Haller Sieder Die Geschichte von den Haller Siedern mit ihrem Gockel

Der Große Siedershof in Schwäbisch Hall ist das lebendige Zeugnis einer vielschichtigen Vergangenheit.

Seine Wurzel reichen zurück bis in das frühe Mittelalter, als die junge Siederschar nicht nur Salz, aus der schon zu keltischer Zeit genutzten Salzquelle am Kocher gesotten hat, sondern auch als Feuerwehr fungierten oder der alten Reichsstadt als Bürgerwache diente. Unter dem Vereinsdach Alt Hall gliedern sich heute die vier Abteilungen - die Spielgruppen Haalunkel und Haalgschrey, der Große und der kleine Siedershof.

Die Farben der Salzsiederstracht symbolisieren: rot - das Feuer / schwarz - die Kohle / grün - die Sole und weiß - das Salz. Der Große Siedershof wird angeführt vom 1. Hofburschen. Er besteht aus dem Spielmannszug, den Tanzpaaren und der Schützenkompanie. Heute umfasst der Große Siedershof Schwäbisch Hall über einhundert aktive Siedersleute. An ihren Hüten tragen die Sieder schwungvolle Gockelfedern, die wie das über 100 Jahre alte Trinkgefäß (der Gockel), das bei Umzügen immer mitgeführt wird, an jenen Hahn erinnern soll, der durch sein Geschrei im Jahr 1316 den Anlass zum alljährlich an Pfingsten gefeierten Kuchen- und Brunnenfest lieferte.

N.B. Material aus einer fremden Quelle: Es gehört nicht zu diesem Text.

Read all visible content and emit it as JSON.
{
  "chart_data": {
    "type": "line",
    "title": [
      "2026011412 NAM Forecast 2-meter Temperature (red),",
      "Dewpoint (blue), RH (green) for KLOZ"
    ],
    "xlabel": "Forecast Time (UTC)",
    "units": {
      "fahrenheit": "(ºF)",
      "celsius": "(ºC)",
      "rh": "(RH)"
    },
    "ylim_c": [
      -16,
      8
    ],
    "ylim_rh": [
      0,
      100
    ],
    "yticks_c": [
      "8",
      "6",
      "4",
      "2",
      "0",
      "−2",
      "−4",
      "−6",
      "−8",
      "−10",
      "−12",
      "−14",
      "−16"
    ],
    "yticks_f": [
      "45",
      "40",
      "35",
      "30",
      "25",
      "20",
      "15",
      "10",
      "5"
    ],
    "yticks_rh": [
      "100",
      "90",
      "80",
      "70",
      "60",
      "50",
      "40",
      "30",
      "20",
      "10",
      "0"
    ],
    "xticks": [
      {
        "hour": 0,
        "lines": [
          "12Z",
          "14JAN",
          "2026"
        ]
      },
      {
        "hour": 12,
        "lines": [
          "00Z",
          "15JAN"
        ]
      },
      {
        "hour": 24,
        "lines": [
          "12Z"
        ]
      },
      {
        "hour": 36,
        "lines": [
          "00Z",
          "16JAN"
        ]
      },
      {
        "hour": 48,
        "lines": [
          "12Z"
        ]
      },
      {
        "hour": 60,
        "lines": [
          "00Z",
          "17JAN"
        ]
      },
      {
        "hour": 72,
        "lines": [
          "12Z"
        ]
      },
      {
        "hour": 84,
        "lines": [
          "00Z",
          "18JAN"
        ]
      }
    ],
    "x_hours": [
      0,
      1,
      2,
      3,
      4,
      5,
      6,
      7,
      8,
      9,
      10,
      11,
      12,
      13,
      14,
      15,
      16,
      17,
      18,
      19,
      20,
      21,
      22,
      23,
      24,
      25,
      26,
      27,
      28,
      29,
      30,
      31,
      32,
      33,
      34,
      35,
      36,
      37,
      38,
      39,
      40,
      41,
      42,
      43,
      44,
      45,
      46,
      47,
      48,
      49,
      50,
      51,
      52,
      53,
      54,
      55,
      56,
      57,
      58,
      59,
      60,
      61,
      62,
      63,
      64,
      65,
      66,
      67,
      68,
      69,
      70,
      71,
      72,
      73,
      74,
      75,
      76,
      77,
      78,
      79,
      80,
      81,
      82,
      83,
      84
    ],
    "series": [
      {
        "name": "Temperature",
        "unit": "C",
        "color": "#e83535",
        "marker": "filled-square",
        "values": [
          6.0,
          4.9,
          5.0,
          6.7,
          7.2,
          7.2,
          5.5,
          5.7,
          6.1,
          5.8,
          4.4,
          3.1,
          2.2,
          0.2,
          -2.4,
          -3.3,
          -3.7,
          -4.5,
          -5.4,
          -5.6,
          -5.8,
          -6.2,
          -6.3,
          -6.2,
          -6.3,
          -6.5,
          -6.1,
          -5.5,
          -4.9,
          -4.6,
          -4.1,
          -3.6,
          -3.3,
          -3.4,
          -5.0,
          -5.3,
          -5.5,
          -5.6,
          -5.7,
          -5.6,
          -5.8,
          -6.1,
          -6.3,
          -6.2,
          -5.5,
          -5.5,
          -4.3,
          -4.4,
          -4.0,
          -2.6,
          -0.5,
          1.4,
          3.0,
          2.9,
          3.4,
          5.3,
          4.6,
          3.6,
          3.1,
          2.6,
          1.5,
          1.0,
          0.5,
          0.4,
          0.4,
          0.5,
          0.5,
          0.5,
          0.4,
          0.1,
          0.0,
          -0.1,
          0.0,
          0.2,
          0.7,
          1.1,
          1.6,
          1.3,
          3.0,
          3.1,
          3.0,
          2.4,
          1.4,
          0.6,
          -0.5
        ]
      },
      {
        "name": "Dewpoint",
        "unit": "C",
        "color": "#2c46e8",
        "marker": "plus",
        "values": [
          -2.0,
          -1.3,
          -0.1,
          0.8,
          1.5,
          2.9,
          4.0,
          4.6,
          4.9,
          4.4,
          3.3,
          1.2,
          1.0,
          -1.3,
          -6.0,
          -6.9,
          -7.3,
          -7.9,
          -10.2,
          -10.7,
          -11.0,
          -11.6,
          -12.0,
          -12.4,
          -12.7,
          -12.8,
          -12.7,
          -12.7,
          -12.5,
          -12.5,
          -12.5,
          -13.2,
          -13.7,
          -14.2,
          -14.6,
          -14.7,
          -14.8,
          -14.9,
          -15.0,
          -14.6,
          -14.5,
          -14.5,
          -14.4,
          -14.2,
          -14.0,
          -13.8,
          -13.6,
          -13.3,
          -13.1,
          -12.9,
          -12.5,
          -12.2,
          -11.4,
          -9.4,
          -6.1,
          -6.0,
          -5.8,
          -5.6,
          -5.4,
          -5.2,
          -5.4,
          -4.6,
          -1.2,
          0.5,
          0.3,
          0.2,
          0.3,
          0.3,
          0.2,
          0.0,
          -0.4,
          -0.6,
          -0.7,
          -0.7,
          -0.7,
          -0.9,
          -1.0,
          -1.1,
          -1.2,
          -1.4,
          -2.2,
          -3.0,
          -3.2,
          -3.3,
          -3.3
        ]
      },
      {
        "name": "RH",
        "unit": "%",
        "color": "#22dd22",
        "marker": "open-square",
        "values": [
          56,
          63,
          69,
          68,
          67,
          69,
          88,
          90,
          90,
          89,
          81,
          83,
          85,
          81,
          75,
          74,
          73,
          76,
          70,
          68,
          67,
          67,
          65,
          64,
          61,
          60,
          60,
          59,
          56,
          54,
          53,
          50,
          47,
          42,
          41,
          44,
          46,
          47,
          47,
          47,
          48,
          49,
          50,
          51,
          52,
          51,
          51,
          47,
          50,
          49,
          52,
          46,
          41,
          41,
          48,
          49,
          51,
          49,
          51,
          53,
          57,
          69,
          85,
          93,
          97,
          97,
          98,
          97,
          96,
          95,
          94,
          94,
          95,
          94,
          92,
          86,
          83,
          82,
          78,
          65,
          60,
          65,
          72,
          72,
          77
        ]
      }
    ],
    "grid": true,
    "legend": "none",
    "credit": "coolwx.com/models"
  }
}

Mit dem Ende der Reichsstadt endet zunächst auch das Brauchtum der Sieder, bis es 1862 zur Einweihung der Eisenbahnlinie Heilbronn-Schwäbisch Hall wieder belebt wird. Bereits 1878 entsteht der "kleine Siedershof", 1883 gründet sich im Zusammenhang mit einem Festumzug der "Große Siedershof". Im Hintergrund steht die Geschichtsbegeisterung jener Zeit, aber auch die Entwicklung Halls zur Kurstadt und die Attraktivität der Salzsiedertradition für den Tourismus. Aus der Aufführung von historischen Theaterstücken ab 1907 entwickelte sich das Kuchen- und Brunnenfest an Pfingsten, bei dem man sich an Festordnungen des 18. Jahrhunderts orientiert. 

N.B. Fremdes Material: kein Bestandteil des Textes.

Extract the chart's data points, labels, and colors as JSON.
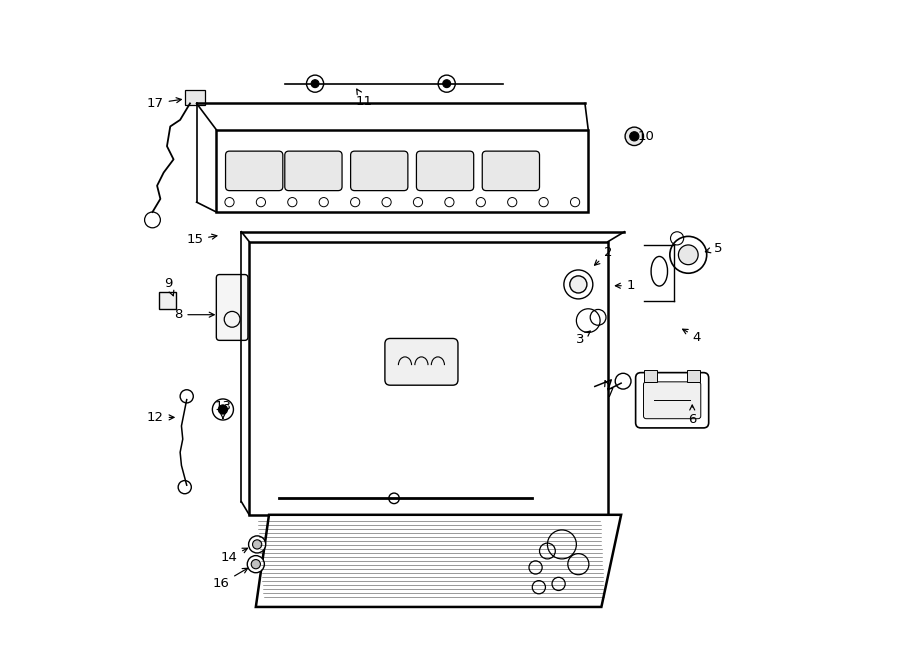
{
  "bg_color": "#ffffff",
  "line_color": "#000000",
  "fig_width": 9.0,
  "fig_height": 6.61,
  "dpi": 100
}
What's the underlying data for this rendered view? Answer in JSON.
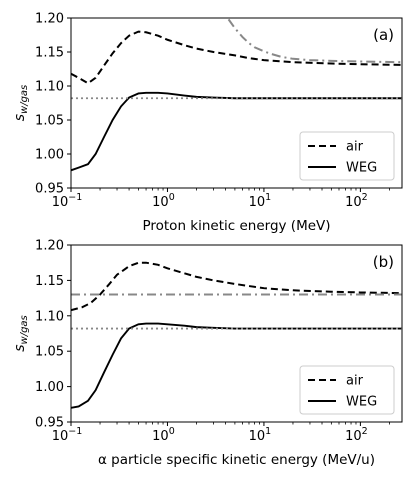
{
  "chart_data": [
    {
      "type": "line",
      "panel_label": "(a)",
      "xlabel": "Proton kinetic energy (MeV)",
      "ylabel": "s",
      "ylabel_sub": "w/gas",
      "xscale": "log",
      "xlim": [
        0.1,
        270
      ],
      "ylim": [
        0.95,
        1.2
      ],
      "x_ticks": [
        0.1,
        1,
        10,
        100
      ],
      "x_tick_labels": [
        "10",
        "10",
        "10",
        "10"
      ],
      "x_tick_exps": [
        "−1",
        "0",
        "1",
        "2"
      ],
      "y_ticks": [
        0.95,
        1.0,
        1.05,
        1.1,
        1.15,
        1.2
      ],
      "y_tick_labels": [
        "0.95",
        "1.00",
        "1.05",
        "1.10",
        "1.15",
        "1.20"
      ],
      "legend_position": "lower-right",
      "series": [
        {
          "name": "air",
          "style": "dashed",
          "color": "#000000",
          "in_legend": true,
          "points": [
            [
              0.1,
              1.118
            ],
            [
              0.12,
              1.112
            ],
            [
              0.15,
              1.104
            ],
            [
              0.18,
              1.112
            ],
            [
              0.22,
              1.13
            ],
            [
              0.27,
              1.148
            ],
            [
              0.33,
              1.163
            ],
            [
              0.4,
              1.174
            ],
            [
              0.5,
              1.18
            ],
            [
              0.6,
              1.179
            ],
            [
              0.8,
              1.174
            ],
            [
              1,
              1.168
            ],
            [
              1.5,
              1.16
            ],
            [
              2,
              1.155
            ],
            [
              3,
              1.15
            ],
            [
              5,
              1.145
            ],
            [
              7,
              1.141
            ],
            [
              10,
              1.138
            ],
            [
              20,
              1.135
            ],
            [
              50,
              1.133
            ],
            [
              100,
              1.132
            ],
            [
              270,
              1.131
            ]
          ]
        },
        {
          "name": "WEG",
          "style": "solid",
          "color": "#000000",
          "in_legend": true,
          "points": [
            [
              0.1,
              0.976
            ],
            [
              0.12,
              0.98
            ],
            [
              0.15,
              0.985
            ],
            [
              0.18,
              1.0
            ],
            [
              0.22,
              1.025
            ],
            [
              0.27,
              1.05
            ],
            [
              0.33,
              1.07
            ],
            [
              0.4,
              1.083
            ],
            [
              0.5,
              1.089
            ],
            [
              0.6,
              1.09
            ],
            [
              0.8,
              1.09
            ],
            [
              1,
              1.089
            ],
            [
              1.5,
              1.086
            ],
            [
              2,
              1.084
            ],
            [
              3,
              1.083
            ],
            [
              5,
              1.082
            ],
            [
              10,
              1.082
            ],
            [
              50,
              1.082
            ],
            [
              270,
              1.082
            ]
          ]
        },
        {
          "name": "",
          "style": "dashdot",
          "color": "#888888",
          "in_legend": false,
          "points": [
            [
              4.3,
              1.198
            ],
            [
              5,
              1.185
            ],
            [
              6,
              1.172
            ],
            [
              7,
              1.163
            ],
            [
              8,
              1.157
            ],
            [
              10,
              1.151
            ],
            [
              12,
              1.147
            ],
            [
              15,
              1.143
            ],
            [
              20,
              1.14
            ],
            [
              30,
              1.138
            ],
            [
              50,
              1.137
            ],
            [
              100,
              1.136
            ],
            [
              270,
              1.135
            ]
          ]
        },
        {
          "name": "",
          "style": "dotted",
          "color": "#888888",
          "in_legend": false,
          "points": [
            [
              0.1,
              1.082
            ],
            [
              270,
              1.082
            ]
          ]
        }
      ]
    },
    {
      "type": "line",
      "panel_label": "(b)",
      "xlabel": "α particle specific kinetic energy (MeV/u)",
      "ylabel": "s",
      "ylabel_sub": "w/gas",
      "xscale": "log",
      "xlim": [
        0.1,
        270
      ],
      "ylim": [
        0.95,
        1.2
      ],
      "x_ticks": [
        0.1,
        1,
        10,
        100
      ],
      "x_tick_labels": [
        "10",
        "10",
        "10",
        "10"
      ],
      "x_tick_exps": [
        "−1",
        "0",
        "1",
        "2"
      ],
      "y_ticks": [
        0.95,
        1.0,
        1.05,
        1.1,
        1.15,
        1.2
      ],
      "y_tick_labels": [
        "0.95",
        "1.00",
        "1.05",
        "1.10",
        "1.15",
        "1.20"
      ],
      "legend_position": "lower-right",
      "series": [
        {
          "name": "air",
          "style": "dashed",
          "color": "#000000",
          "in_legend": true,
          "points": [
            [
              0.1,
              1.108
            ],
            [
              0.13,
              1.112
            ],
            [
              0.16,
              1.118
            ],
            [
              0.2,
              1.13
            ],
            [
              0.25,
              1.145
            ],
            [
              0.3,
              1.158
            ],
            [
              0.4,
              1.17
            ],
            [
              0.5,
              1.175
            ],
            [
              0.6,
              1.175
            ],
            [
              0.8,
              1.172
            ],
            [
              1,
              1.167
            ],
            [
              1.5,
              1.16
            ],
            [
              2,
              1.155
            ],
            [
              3,
              1.15
            ],
            [
              5,
              1.145
            ],
            [
              7,
              1.142
            ],
            [
              10,
              1.139
            ],
            [
              20,
              1.136
            ],
            [
              50,
              1.134
            ],
            [
              100,
              1.133
            ],
            [
              270,
              1.132
            ]
          ]
        },
        {
          "name": "WEG",
          "style": "solid",
          "color": "#000000",
          "in_legend": true,
          "points": [
            [
              0.1,
              0.97
            ],
            [
              0.12,
              0.972
            ],
            [
              0.15,
              0.98
            ],
            [
              0.18,
              0.995
            ],
            [
              0.22,
              1.02
            ],
            [
              0.27,
              1.045
            ],
            [
              0.33,
              1.068
            ],
            [
              0.4,
              1.082
            ],
            [
              0.5,
              1.088
            ],
            [
              0.6,
              1.089
            ],
            [
              0.8,
              1.089
            ],
            [
              1,
              1.088
            ],
            [
              1.5,
              1.086
            ],
            [
              2,
              1.084
            ],
            [
              3,
              1.083
            ],
            [
              5,
              1.082
            ],
            [
              10,
              1.082
            ],
            [
              50,
              1.082
            ],
            [
              270,
              1.082
            ]
          ]
        },
        {
          "name": "",
          "style": "dashdot",
          "color": "#888888",
          "in_legend": false,
          "points": [
            [
              0.1,
              1.13
            ],
            [
              270,
              1.13
            ]
          ]
        },
        {
          "name": "",
          "style": "dotted",
          "color": "#888888",
          "in_legend": false,
          "points": [
            [
              0.1,
              1.082
            ],
            [
              270,
              1.082
            ]
          ]
        }
      ]
    }
  ]
}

Am sogenannten Salztag wird vom Verein Alt Hall das Schausieden in der Siedehütte hinter dem Hällisch-Fränkischen Museum gezeigt. Die Siedeknechte des Vereins zeigen live wie aus Haller Sole in einer nachgebauten Siedepfanne mit viel Feuer und Rauch richtiges, feines Haller Salz gesotten wird.